Once conversation moves away from poker Shannon's attention drifts back to the food. But then, it's hard to distract her for long when there's food on the table, so to speak. Even if it's just chopping up stuff for dinner for seventy people.

"Well, start asking around. See if anyone brought anything. If not, find Wes Smedley, see if he can manage it. Or the Nick fellow, I suppose." Lynette grabs her chunks of potatoes and comes back over to Shannon. "How much more time do we need, you think? Until it's done? I like to put the call out for dinner a little beforehand."

"I hope not much longer, my hand's starting to cramp. THis cannot stand." QUinn's only half joking, looking between the other people in the room. "I wonder if I gave someone goin' off the island money, they'd bring back anotehr instrument." Apparently, this is a big enough deal for Quinn to spend money on, even!

"Don' ask me, hon," Sable says, shrugging helplessly at Lynette, "I ain't 'xactly a master cook 'r nothin'. I like th' work, but I don't know how it works, dig?" She nods, "but I'll talk with those guys, whatever their names were… tell me 'em again later. We'll work somethin' out," a look to Quinn, "I'm good f'r it if y' want t' split it fifty fifty. I got money stored in th' lovely acoustic y' gave me." Evidently it doesn't have a name yet.

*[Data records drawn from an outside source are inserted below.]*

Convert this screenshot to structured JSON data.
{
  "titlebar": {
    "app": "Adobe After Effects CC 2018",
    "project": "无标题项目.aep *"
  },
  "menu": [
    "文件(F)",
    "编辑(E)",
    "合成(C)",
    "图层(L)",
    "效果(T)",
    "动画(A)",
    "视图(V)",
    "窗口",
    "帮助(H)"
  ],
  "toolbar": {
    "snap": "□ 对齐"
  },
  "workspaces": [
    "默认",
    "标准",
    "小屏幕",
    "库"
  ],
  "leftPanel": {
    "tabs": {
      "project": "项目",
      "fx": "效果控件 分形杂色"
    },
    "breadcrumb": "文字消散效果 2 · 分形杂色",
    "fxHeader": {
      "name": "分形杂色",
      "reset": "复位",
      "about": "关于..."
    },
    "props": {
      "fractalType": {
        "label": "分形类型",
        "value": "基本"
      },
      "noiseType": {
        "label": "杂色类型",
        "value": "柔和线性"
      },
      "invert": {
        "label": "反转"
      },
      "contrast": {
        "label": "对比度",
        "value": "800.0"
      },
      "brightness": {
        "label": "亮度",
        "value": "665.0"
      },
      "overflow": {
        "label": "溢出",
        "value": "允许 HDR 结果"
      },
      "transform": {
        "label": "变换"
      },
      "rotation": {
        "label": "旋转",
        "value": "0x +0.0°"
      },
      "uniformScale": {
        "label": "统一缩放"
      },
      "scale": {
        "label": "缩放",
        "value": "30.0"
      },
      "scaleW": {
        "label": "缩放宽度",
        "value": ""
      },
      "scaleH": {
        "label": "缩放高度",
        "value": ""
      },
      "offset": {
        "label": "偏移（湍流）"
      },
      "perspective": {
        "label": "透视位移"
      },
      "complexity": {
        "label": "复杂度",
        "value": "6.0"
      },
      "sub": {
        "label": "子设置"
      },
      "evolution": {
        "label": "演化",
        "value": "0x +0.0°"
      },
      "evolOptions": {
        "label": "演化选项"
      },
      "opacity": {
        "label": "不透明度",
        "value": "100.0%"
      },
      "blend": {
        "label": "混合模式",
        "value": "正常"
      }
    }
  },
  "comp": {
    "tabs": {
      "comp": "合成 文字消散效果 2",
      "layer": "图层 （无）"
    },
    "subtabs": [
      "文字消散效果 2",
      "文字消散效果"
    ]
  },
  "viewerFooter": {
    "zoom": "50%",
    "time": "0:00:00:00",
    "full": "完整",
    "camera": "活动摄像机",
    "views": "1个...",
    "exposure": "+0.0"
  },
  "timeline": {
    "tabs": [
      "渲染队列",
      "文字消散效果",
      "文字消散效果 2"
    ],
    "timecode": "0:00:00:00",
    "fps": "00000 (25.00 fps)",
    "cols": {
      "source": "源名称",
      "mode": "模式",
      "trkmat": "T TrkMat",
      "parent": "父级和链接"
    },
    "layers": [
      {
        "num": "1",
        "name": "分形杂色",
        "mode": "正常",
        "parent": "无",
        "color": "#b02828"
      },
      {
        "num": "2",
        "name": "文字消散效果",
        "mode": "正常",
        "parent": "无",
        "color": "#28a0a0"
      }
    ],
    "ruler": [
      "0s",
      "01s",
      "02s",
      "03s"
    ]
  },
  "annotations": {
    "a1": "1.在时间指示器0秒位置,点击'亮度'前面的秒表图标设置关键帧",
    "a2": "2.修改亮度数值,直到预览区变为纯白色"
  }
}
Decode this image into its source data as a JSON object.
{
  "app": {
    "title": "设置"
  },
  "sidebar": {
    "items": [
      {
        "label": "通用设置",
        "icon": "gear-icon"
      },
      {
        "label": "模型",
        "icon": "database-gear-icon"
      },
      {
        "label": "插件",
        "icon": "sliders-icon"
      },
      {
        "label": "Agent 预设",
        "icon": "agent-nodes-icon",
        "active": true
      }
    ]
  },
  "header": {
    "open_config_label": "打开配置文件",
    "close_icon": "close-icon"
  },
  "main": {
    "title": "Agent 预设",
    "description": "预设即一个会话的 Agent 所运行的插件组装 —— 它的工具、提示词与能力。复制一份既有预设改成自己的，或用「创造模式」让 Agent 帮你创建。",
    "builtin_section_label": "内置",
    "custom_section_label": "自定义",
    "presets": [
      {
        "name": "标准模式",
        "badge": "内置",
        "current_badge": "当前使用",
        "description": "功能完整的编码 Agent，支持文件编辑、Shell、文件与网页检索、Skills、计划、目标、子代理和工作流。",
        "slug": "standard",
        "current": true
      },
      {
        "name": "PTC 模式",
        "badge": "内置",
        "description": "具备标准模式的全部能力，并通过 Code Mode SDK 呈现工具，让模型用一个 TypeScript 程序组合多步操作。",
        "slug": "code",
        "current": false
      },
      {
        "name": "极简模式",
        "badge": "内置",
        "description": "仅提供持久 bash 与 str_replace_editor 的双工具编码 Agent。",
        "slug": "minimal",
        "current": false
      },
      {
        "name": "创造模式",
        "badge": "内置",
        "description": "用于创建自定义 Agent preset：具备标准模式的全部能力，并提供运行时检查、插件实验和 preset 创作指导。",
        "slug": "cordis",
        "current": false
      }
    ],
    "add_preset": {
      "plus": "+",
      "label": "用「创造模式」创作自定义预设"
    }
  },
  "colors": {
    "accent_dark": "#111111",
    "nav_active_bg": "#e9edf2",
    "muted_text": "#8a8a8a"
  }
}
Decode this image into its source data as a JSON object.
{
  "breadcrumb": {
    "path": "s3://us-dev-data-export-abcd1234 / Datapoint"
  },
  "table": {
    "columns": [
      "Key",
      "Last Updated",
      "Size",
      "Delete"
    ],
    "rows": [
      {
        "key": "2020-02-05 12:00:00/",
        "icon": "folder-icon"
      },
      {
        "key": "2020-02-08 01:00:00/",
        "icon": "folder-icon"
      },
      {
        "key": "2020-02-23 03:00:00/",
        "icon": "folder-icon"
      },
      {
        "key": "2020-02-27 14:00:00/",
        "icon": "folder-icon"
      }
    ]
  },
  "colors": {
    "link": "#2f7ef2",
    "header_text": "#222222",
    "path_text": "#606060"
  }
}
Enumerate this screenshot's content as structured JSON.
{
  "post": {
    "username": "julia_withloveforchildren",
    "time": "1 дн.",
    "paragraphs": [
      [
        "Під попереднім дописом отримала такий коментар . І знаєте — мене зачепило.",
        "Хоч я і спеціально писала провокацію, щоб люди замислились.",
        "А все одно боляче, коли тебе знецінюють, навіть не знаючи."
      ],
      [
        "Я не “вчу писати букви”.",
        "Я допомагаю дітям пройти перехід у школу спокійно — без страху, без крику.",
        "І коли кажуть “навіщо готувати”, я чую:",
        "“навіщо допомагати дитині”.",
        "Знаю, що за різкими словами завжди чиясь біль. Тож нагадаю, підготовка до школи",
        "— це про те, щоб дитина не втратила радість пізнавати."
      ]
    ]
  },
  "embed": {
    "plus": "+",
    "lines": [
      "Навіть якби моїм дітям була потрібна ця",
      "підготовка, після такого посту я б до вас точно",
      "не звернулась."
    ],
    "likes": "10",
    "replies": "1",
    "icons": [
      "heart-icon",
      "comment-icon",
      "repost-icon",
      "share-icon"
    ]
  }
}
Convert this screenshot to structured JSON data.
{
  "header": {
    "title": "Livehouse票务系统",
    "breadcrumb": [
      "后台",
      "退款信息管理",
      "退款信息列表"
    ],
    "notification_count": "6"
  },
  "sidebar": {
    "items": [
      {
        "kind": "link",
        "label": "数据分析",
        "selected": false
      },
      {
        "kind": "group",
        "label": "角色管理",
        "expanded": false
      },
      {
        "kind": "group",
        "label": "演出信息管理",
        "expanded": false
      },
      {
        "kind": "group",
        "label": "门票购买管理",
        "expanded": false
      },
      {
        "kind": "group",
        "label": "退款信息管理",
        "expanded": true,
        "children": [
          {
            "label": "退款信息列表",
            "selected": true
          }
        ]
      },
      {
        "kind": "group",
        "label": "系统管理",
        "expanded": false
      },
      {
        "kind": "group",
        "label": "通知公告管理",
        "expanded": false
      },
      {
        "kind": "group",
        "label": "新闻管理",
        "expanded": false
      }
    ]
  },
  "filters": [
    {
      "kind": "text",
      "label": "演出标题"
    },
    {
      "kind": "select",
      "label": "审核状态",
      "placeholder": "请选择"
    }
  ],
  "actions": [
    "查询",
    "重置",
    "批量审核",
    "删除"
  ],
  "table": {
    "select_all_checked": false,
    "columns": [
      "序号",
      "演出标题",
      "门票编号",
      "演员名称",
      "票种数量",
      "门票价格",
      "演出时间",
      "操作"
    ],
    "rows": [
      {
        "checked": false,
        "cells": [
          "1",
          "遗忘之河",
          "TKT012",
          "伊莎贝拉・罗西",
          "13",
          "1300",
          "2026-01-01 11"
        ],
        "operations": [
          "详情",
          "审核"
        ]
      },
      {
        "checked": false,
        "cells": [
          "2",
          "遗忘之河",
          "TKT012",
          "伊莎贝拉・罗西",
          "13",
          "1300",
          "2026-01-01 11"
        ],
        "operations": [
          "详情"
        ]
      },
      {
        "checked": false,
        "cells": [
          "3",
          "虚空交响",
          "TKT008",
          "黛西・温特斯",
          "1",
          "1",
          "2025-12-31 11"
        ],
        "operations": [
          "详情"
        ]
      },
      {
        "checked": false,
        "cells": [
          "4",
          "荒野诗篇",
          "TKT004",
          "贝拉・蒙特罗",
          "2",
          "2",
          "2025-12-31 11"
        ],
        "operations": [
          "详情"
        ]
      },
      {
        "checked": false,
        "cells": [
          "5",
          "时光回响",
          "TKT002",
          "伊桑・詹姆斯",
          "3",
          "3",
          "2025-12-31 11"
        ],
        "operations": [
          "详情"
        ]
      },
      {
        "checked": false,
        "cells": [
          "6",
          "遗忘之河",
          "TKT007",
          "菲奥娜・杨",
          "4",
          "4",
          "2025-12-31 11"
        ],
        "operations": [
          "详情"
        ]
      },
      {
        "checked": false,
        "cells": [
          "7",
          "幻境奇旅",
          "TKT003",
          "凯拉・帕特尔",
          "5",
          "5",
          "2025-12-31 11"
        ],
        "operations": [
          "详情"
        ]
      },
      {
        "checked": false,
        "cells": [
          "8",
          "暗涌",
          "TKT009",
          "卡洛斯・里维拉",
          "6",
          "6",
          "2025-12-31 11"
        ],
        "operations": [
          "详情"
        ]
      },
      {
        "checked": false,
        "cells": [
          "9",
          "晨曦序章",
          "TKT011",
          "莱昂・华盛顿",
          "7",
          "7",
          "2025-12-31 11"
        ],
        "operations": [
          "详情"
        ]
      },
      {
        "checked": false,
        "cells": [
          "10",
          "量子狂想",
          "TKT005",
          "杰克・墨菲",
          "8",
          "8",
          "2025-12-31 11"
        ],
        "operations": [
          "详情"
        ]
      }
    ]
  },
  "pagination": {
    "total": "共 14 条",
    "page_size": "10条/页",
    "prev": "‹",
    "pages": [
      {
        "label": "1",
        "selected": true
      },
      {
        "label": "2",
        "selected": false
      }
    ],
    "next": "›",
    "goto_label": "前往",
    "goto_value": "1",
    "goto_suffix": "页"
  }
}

Shannon checks on the veggies, on the meat, considers. "Well, how long it takes to cook doesn't really depend on what you're doing, but I think we have enough for now. So you guys can go hunt up musical stuff or whatever," she tells the others with a shrug.

"Alright then. Girls, run around and let people know dinner's in twenty minutes, and Shannon and I can finish here. I'd appreciate it." Lynette flashes the bandmates a smile before she moves to help Shannon get the finishing touches done. Seventy is a lot to feed, but hey… they may just pull it off!